Dem exotischen Wald schutzlos ausgeliefert und völlig allein stand er da. Wie sollte er aus dem Regenwald herausfinden? Wo sollte er hin, konnte er überhaupt überleben? Welche Richtung führte zu zivilisiertem Leben, welche immer tiefer in die tödliche Natur? Er begann zu rufen, sah aber bald ein, dass es keinen Sinn hatte. Hier war niemand, der ihn hören konnte.
Gerüchte von Naturvölkern kamen ihm in den Sinn, Gesprächsfetzen, Erinnerungen. Unzivilisierte Wilde, fest im Aberglauben an Geister und die Lebendigkeit des Dschungels verwurzelt ... Noch ein Wort fiel ihm ein.
Kannibalen.
Es war ein lächerlicher Gedanke, aber in der Einsamkeit des wilden Regenwaldes, fernab jeglicher Zivilisation, erschreckend. Die eiserne Furcht umklammerte ihn mehr und mehr. Er konnte längst nicht mehr klar denken. Von Furcht und Verzweiflung getrieben streifte er durch das Gebüsch. Ein Hoffnungsschimmer erfasste ihn, als ihm der Gedanke an Siedlungen in den Sinn kam. Vielleicht traf er Forscher, oder ein Naturvolk, das von irgendwelchen Missionaren zumindest ansatzweise zivilisiert worden war.

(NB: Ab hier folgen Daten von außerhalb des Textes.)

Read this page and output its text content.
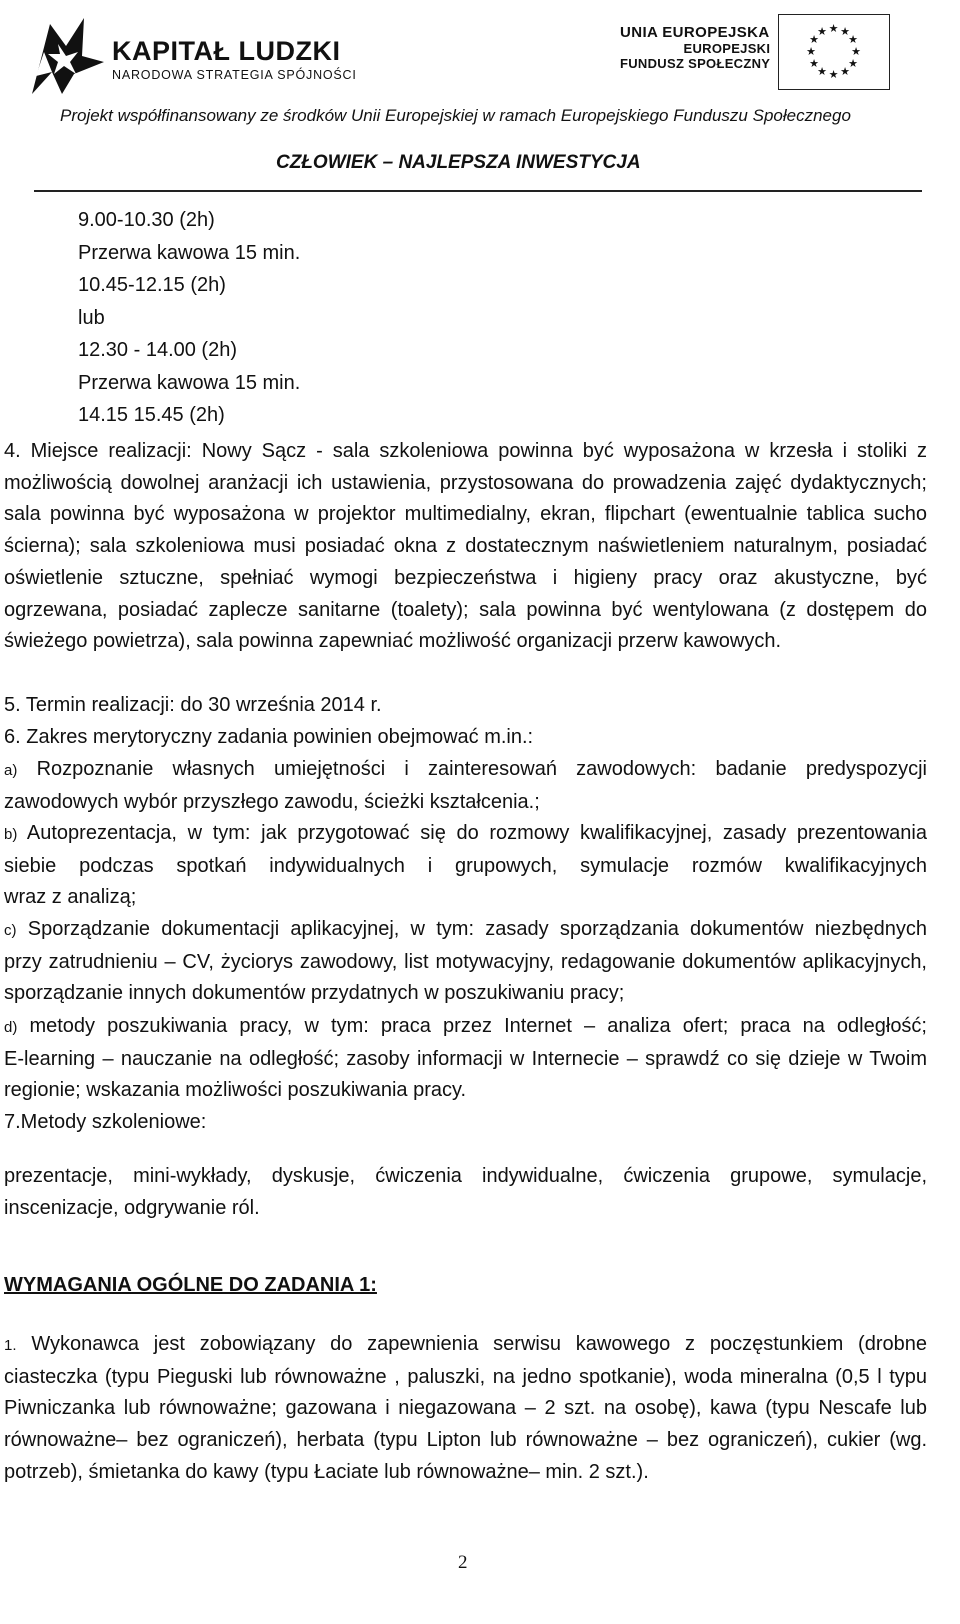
KAPITAŁ LUDZKI
NARODOWA STRATEGIA SPÓJNOŚCI
UNIA EUROPEJSKA
EUROPEJSKI
FUNDUSZ SPOŁECZNY
★ ★
★
★
★
★
★
★
★
★
★
★
Projekt współfinansowany ze środków Unii Europejskiej w ramach Europejskiego Funduszu Społecznego
CZŁOWIEK – NAJLEPSZA INWESTYCJA
9.00-10.30 (2h)
Przerwa kawowa 15 min.
10.45-12.15 (2h)
lub
12.30 - 14.00 (2h)
Przerwa kawowa 15 min.
14.15 15.45 (2h)
4. Miejsce realizacji: Nowy Sącz - sala szkoleniowa powinna być wyposażona w krzesła i stoliki z
możliwością dowolnej aranżacji ich ustawienia, przystosowana do prowadzenia zajęć dydaktycznych;
sala powinna być wyposażona w projektor multimedialny, ekran, flipchart (ewentualnie tablica sucho
ścierna); sala szkoleniowa musi posiadać okna z dostatecznym naświetleniem naturalnym, posiadać
oświetlenie sztuczne, spełniać wymogi bezpieczeństwa i higieny pracy oraz akustyczne, być
ogrzewana, posiadać zaplecze sanitarne (toalety); sala powinna być wentylowana (z dostępem do
świeżego powietrza), sala powinna zapewniać możliwość organizacji przerw kawowych.
5. Termin realizacji: do 30 września 2014 r.
6. Zakres merytoryczny zadania powinien obejmować m.in.:
a) Rozpoznanie własnych umiejętności i zainteresowań zawodowych: badanie predyspozycji
zawodowych wybór przyszłego zawodu, ścieżki kształcenia.;
b) Autoprezentacja, w tym: jak przygotować się do rozmowy kwalifikacyjnej, zasady prezentowania
siebie podczas spotkań indywidualnych i grupowych, symulacje rozmów kwalifikacyjnych
wraz z analizą;
c) Sporządzanie dokumentacji aplikacyjnej, w tym: zasady sporządzania dokumentów niezbędnych
przy zatrudnieniu – CV, życiorys zawodowy, list motywacyjny, redagowanie dokumentów aplikacyjnych,
sporządzanie innych dokumentów przydatnych w poszukiwaniu pracy;
d) metody poszukiwania pracy, w tym: praca przez Internet – analiza ofert; praca na odległość;
E-learning – nauczanie na odległość; zasoby informacji w Internecie – sprawdź co się dzieje w Twoim
regionie; wskazania możliwości poszukiwania pracy.
7.Metody szkoleniowe:
prezentacje, mini-wykłady, dyskusje, ćwiczenia indywidualne, ćwiczenia grupowe, symulacje,
inscenizacje, odgrywanie ról.
WYMAGANIA OGÓLNE DO ZADANIA 1:
1. Wykonawca jest zobowiązany do zapewnienia serwisu kawowego z poczęstunkiem (drobne
ciasteczka (typu Pieguski lub równoważne , paluszki, na jedno spotkanie), woda mineralna (0,5 l typu
Piwniczanka lub równoważne; gazowana i niegazowana – 2 szt. na osobę), kawa (typu Nescafe lub
równoważne– bez ograniczeń), herbata (typu Lipton lub równoważne – bez ograniczeń), cukier (wg.
potrzeb), śmietanka do kawy (typu Łaciate lub równoważne– min. 2 szt.).
2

Die abwegigsten und absurdesten Gedanken kamen ihm, nur auf der Suche nach etwas, an dem er festhalten, auf das er hoffen konnte.
Plötzlich hörte er ein Geräusch, das sich von den anderen unterschied. Es klang anders als die Geräusche der Vögel, der Insekten und der anderen Bestien, die noch in dieser Wildnis lauern mochten. Es war nicht das leise Plätschern des Wassers, das Rauschen des Windes oder das Rascheln der Bäume. Er hielt inne und lauschte. Was war das? Ein speerbewaffneter Kannibale? Eine Schlange? Ein Alligator? Oder der Suchtrupp einer nahe gelegenen Missionarsstation, die den Flugzeugabsturz beobachtet hatte? Seine Rettung oder sein Tod?
In der nächsten Sekunde wusste er es.